On why Canadian choreographers are so good: [David Wilson, Lori Nichol, and Sarah Kawahara] were all honest skaters, not world champions, just beautiful skaters. And they all have the soul of an artist, Marina [Zoueva] as well, and they just see things in a different way. So I think it’s kind of serendipitous that they all come from the same area. What I do really appreciate about David and Lori’s work in particular is that they seem really to be able to find the heart of a skater. I was at a Toronto-area rink a few weeks ago and Lori was there working with Zhang and Zhang [Chinese pair skaters] and she just seemed to really be able to connect with them. And she’s said to me at times that she didn’t really even need a translator, that it was like they were in each other’s heads. And David can do the same thing – he has a way of capturing the essence of the person. It used to be in days gone by that people would get a piece of music and impose the choreography on the skater, and that still happens lots, but what makes these people so special is that they get inside the skater and find what’s there and help the skater bring it out. I love that about them. Sandra [Bezic] is very artistic, very creative in her own right, and I think all those years producing Stars on Ice has given her a movement vocabulary that is very playful.
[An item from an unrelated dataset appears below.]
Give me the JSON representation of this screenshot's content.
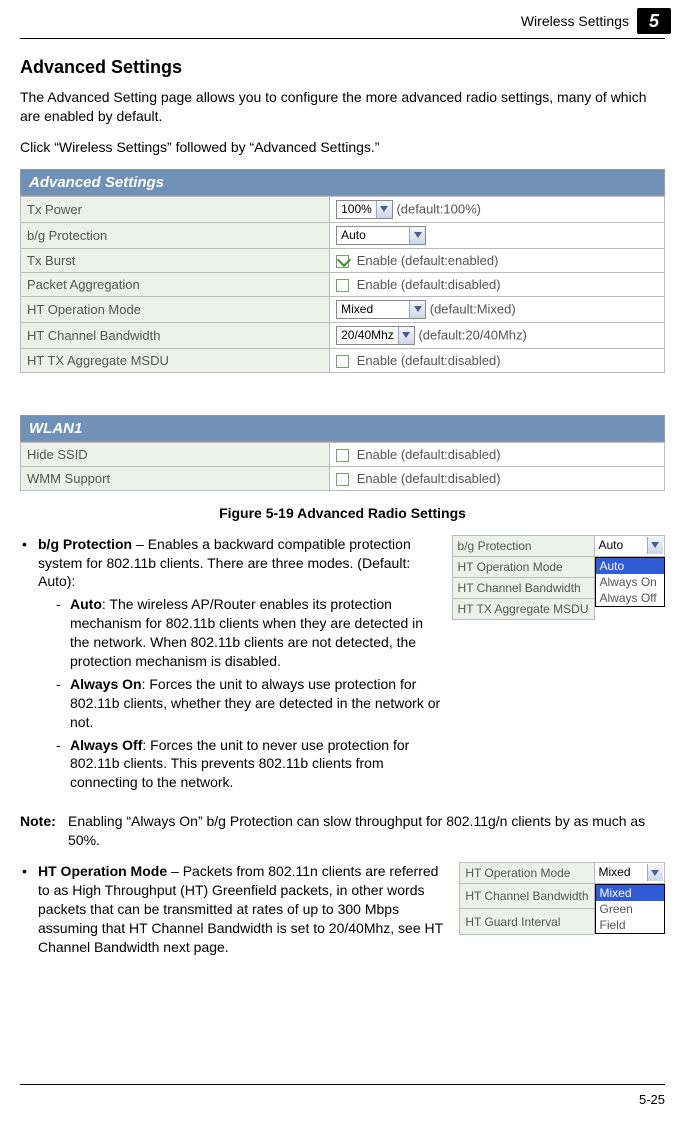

They’re all warm, wonderful people, and if you get a chance to play with skaters, you can often draw the best things from them. So I think that’s the secret.
On what “PJ” stands for: You know what I tell all my little skaters? “Pure Joy”. [laughs]. I could tell you, but then I’d have to kill you [laughs]. It’s totally mundane, it’s “Patricia Joanne”. But when I tell my little skaters that, they go “Really?” And I say, “No. Go do outside edges” [laughs].